The Afghanistan Papers

(every American should read the Washington Post article)

The Washington Post’s Afghanistan Papers are disheartening and tragic on so many levels. The U.S. Government has been lying to us about Afghanistan for a long time. (Note: I initially wrote since day 2, but I don’t think that.) Eighteen years of U.S. generals, ambassadors, and envoys rolling out a variation of the following:

Steady progress is being made.

Here’s the Washington Post headline -

AT WAR WITH THE TRUTH

U.S. officials constantly said they were making progress. They were not, and they knew it.

By Craig Whitlock Dec. 9, 2019

Personally, the worst part (after the human toll and suffering of course) is that we’ve all known this, and we couldn’t figure out a way to resolve it. The Afghanistan Papers should not be a surprise to anyone. And yet we happily sent Lindsey Graham and his colleagues off to meet with the generals, and we happily let them lie to us about the progress being made. (South Carolina, I don’t want to get into your business, but Lindsey Graham has known this for 18 years. I only mention him because he’s a lifelong neocon interventionist cheerleader.)

I’ve mentioned before that I was in the Army. A long long time ago. I loved it, but I wasn’t very good at it. I have friends who are considering joining the military. My friends sometimes ask for my thoughts. I wouldn’t be able to recommend that anyone serve.

That’s all pretty grim. How about a little grim Catch-22esque dark humor.

The Command and General Staff school(s) must have a special course devoted to deployment optics.

  1. Present a forceful set of objectives. In the next 9 months we’re going to (choose one) - take the fight to the enemy, focus on building the core capacities of our partner forces, secure the villages and towns that want to be a part of the government’s efforts to establish democracy and root out terrorism, etc.

  2. At the mid-way point, issue a variation of making steady progress. If necessary, quietly re-orient the objectives. If your first 4.5 months has been an epic failure, don’t worry. Easy to handle. Just have statements like this on a notecard - plans rarely survive first contact, the battlefield is dynamic and we adapt, it only makes sense to recalibrate as it warms and we head into the military campaign season, we accomplished what we set out to do and now it’s time to build on that progress.

  3. The end of the deployment can be tricky. It can’t all be roses because you know the next commander is inheriting a shit show. Our CGS instructors recommend keeping things pretty bland here. You’ve got that next gig lined up, you’ve done more than enough to secure at least an occasional MSNBC talking head role, and getting troops home to their families is always a winning message. Praise the hard work and sacrifice of your troops and local partners, convey your gratitude for being able to work together with the Afghan people, say that you’re proud of what your troops accomplished, and explain that you’re looking forward to working closely with the incoming unit to continue the difficult but valuable work that lies ahead.
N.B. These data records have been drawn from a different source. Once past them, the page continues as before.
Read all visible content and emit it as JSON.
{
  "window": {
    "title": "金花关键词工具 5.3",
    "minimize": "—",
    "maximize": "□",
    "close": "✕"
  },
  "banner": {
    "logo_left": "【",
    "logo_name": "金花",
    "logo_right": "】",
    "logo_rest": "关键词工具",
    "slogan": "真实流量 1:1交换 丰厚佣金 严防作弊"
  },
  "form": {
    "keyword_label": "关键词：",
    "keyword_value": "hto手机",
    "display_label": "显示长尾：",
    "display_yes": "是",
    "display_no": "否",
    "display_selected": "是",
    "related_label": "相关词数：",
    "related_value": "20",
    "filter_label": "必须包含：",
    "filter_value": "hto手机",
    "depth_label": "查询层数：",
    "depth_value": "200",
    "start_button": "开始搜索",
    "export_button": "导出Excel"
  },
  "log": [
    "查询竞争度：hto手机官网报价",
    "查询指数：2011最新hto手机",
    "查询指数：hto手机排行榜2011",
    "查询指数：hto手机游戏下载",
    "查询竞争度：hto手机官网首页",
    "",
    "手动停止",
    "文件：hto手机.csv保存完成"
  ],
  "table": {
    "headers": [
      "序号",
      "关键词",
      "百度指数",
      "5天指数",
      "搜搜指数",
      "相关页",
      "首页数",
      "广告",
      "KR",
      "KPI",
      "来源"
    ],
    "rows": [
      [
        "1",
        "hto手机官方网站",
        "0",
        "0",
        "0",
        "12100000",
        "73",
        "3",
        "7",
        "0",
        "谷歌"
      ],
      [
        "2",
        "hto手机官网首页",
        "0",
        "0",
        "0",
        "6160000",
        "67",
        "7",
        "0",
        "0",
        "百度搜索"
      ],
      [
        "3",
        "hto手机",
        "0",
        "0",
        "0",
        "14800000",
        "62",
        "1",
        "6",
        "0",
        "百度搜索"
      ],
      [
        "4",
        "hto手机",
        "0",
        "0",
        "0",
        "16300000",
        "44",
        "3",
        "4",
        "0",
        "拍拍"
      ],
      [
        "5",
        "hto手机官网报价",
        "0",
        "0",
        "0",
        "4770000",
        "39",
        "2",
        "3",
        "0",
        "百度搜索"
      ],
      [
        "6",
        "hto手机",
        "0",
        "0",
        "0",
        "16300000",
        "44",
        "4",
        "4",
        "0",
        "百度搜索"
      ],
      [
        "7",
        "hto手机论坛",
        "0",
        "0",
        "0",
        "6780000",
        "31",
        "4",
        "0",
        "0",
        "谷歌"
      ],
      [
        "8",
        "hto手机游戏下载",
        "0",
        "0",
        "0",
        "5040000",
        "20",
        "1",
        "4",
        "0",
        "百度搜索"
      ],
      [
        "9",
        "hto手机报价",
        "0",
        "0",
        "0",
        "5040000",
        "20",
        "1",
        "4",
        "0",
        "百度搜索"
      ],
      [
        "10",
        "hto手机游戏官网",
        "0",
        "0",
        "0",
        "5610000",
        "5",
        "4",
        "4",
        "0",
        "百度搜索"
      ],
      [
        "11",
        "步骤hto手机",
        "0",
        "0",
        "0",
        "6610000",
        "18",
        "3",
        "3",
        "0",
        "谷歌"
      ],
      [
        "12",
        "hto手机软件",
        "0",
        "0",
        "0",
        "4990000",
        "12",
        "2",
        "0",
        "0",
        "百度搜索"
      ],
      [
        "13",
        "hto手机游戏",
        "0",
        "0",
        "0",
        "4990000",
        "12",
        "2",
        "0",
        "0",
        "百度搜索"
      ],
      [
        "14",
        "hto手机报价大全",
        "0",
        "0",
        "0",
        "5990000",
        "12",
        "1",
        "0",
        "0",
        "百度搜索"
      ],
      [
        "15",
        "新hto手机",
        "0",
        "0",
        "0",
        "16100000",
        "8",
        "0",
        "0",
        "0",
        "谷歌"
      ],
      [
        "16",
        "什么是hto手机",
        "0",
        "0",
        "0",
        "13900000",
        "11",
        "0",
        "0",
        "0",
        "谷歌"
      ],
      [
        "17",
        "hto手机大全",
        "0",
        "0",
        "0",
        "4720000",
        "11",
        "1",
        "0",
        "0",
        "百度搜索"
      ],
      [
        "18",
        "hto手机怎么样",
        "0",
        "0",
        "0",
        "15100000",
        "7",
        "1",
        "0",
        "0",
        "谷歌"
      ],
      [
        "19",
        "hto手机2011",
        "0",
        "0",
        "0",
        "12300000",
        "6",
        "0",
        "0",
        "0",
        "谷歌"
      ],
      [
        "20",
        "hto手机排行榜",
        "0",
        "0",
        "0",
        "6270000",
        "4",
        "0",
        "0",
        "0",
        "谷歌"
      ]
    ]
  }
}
  4. Incoming commander. Praise the efforts of your predecessor and explain that the two of you have coordinated extensively on the handover to identify the route ahead. Present your forceful set of objectives. You can copy your predecessor’s, but you really want to have a good reason for doing that. If you copy them verbatim, someone in the media might suggest you’re just spinning your wheels. You also won’t be able show your boss or explain in your memoirs how you applied decades of experience and readings of Sun Tzu to assess the situation and adapt. You want to leave yourself some room for discreetly suggesting that you saw that something was broken or needed to be fixed. Coordinate with your staff to find a way to do this that does not reflect negatively on your predecessor. Pro tip - pretend a reporter is always on the verge of asking you if your predecessor screwed up or overestimated progress. Always be prepared to immediately respond with absolutely not… Bonus points if you can follow that up with I’m saying the exact opposite. It’s because of their success that we’re now able to…

  5. See 2 and 3 above.

I’m being harsh on the military here. I should clarify that I’m mainly upset with our elected leaders, senior officials, the top brass in the Pentagon, the media, and us as voters. They/we should all be familiar with the Pentagon Papers and how Bush and the neocons got us into Iraq. The system as a whole contributes to repeating these situations over and over. I don’t get a free pass there - in a past life I was a low level foreign service officer. If I’d been sent to Afghanistan, I would have done my time and punched the ticket.

People might roll their eyes at the next part. I think most commanders (most military, but this is about the commanders) signed up to serve and carry out lawful orders to the best of their abilities. Elected leaders may have set a bad policy, but he/she has trained his/her troops and is going to see them through.

The easiest solution to this is to quit invading countries. That’s not likely. I saw someone online say that history will remember the cowardice of all the people who were in positions of power who could have done something to stop the conflict in Afghanistan. Not really. I can’t remember anyone ever suffering a political cost for sending troops into harm’s way. Some books might eventually talk about Bush’s disastrous Iraq decision, but America in 2019 is thrilled that he mischievously gave Michelle Obama a piece of candy. How adorable.